We recognize that the instant case differs from Lange in that the officer in Lange had received a tip from the highway patrol, in addition to making his own observation of the vehicle's weaving. However, *117 an examination of the facts in this case leads us to conclude that the officers were justified in stopping Dorendorf for investigation. Officers Fulwider and Clock observed the weaving of the Dorendorf vehicle as it approached them. Fulwider then turned the patrol car around and followed Dorendorf, at which time both Fulwider and Clock observed Dorendorf's smooth, continuous weave within his own lane of traffic.
Officers Fulwider and Clock have, respectively, seven and nine years' experience in law enforcement. Both officers have in the past made investigatory stops based on circumstances similar to those presented in the instant case. Furthermore, Fulwider characterized Dorendorf's driving as "erratic" as compared to other driving he observed on March 3, 1984. As Fulwider testified, a vehicle's weaving within its own lane of traffic may be caused by a number of reasons, among them: 1) the driver is tired, 2) the vehicle has equipment problems, or 3) the driver is under the influence of alcohol. The officers stopped Dorendorf to determine exactly what was causing the vehicle to weave.

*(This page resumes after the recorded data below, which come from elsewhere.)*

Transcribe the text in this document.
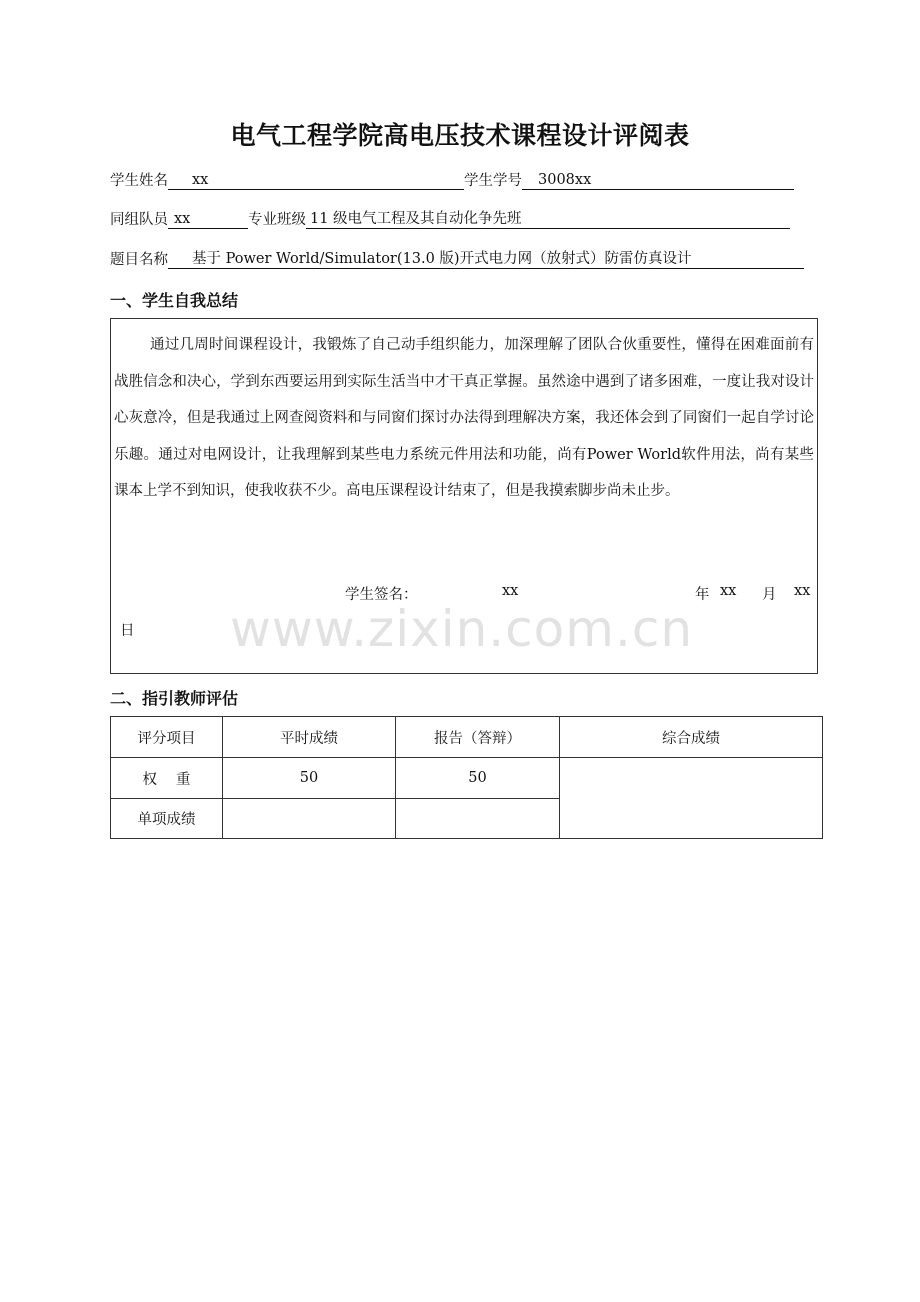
www.zixin.com.cn
电气工程学院高电压技术课程设计评阅表
学生姓名	xx	学生学号	3008xx
同组队员 xx	专业班级 11 级电气工程及其自动化争先班
题目名称	基于 Power World/Simulator(13.0 版)开式电力网（放射式）防雷仿真设计
一、学生自我总结

通过几周时间课程设计，我锻炼了自己动手组织能力，加深理解了团队合伙重要性，懂得在困难面前有战胜信念和决心，学到东西要运用到实际生活当中才干真正掌握。虽然途中遇到了诸多困难，一度让我对设计心灰意冷，但是我通过上网查阅资料和与同窗们探讨办法得到理解决方案，我还体会到了同窗们一起自学讨论乐趣。通过对电网设计，让我理解到某些电力系统元件用法和功能，尚有Power World软件用法，尚有某些课本上学不到知识，使我收获不少。高电压课程设计结束了，但是我摸索脚步尚未止步。

学生签名：	xx	年 xx 月 xx
日
二、指引教师评估
评分项目	平时成绩	报告（答辩）	综合成绩
权　 重	50	50	
单项成绩			
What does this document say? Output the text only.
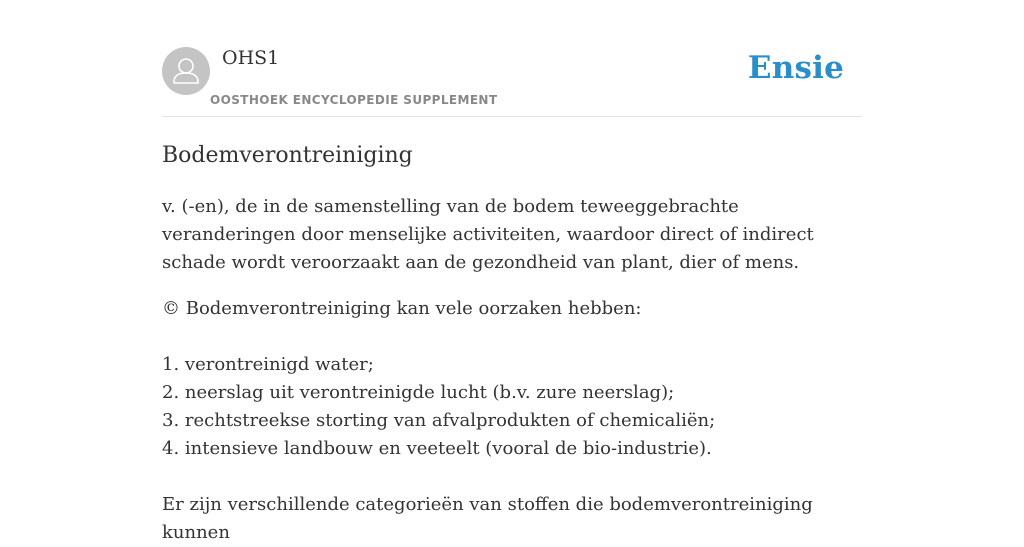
OHS1
OOSTHOEK ENCYCLOPEDIE SUPPLEMENT
Ensie
Bodemverontreiniging

v. (-en), de in de samenstelling van de bodem teweeggebrachte veranderingen door menselijke activiteiten, waardoor direct of indirect schade wordt veroorzaakt aan de gezondheid van plant, dier of mens.

© Bodemverontreiniging kan vele oorzaken hebben:

1. verontreinigd water;
2. neerslag uit verontreinigde lucht (b.v. zure neerslag);
3. rechtstreekse storting van afvalprodukten of chemicaliën;
4. intensieve landbouw en veeteelt (vooral de bio-industrie).

Er zijn verschillende categorieën van stoffen die bodemverontreiniging kunnen
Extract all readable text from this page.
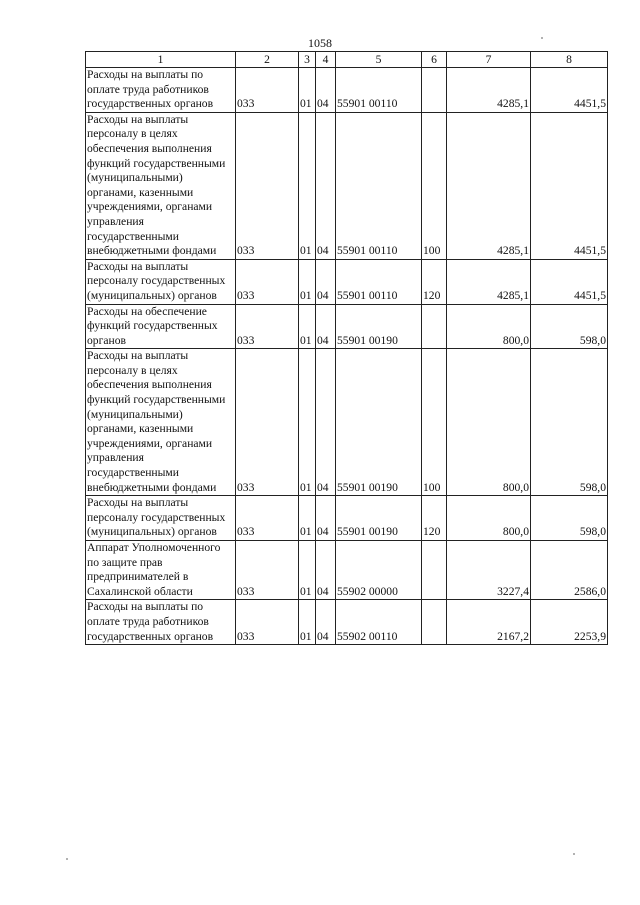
1058
1	2	3	4	5	6	7	8
Расходы на выплаты по оплате труда работников государственных органов	033	01	04	55901 00110		4285,1	4451,5
Расходы на выплаты персоналу в целях обеспечения выполнения функций государственными (муниципальными) органами, казенными учреждениями, органами управления государственными внебюджетными фондами	033	01	04	55901 00110	100	4285,1	4451,5
Расходы на выплаты персоналу государственных (муниципальных) органов	033	01	04	55901 00110	120	4285,1	4451,5
Расходы на обеспечение функций государственных органов	033	01	04	55901 00190		800,0	598,0
Расходы на выплаты персоналу в целях обеспечения выполнения функций государственными (муниципальными) органами, казенными учреждениями, органами управления государственными внебюджетными фондами	033	01	04	55901 00190	100	800,0	598,0
Расходы на выплаты персоналу государственных (муниципальных) органов	033	01	04	55901 00190	120	800,0	598,0
Аппарат Уполномоченного по защите прав предпринимателей в Сахалинской области	033	01	04	55902 00000		3227,4	2586,0
Расходы на выплаты по оплате труда работников государственных органов	033	01	04	55902 00110		2167,2	2253,9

Dorendorf suggests that the officers lacked probable cause to stop him because the officers were unable to articulate at trial the exact type of weaving which prompted them to stop him for investigation. This inability to articulate the weaving, according to Dorendorf, means that there was "merely a rush to judgment" in stopping Dorendorf. We disagree.
As we indicated previously in this opinion, the facts and circumstances of each case dictate whether or not probable cause exists to justify stopping a vehicle for investigation. We conclude that the circumstances in the instant case justified the initial stop of Dorendorf.
ERICKSTAD, C.J., and PEDERSON and VANDE WALLE, JJ., concur.
Justice PAUL M. SAND, who died on December 8, 1984, was a member of this Court at the time this case was submitted.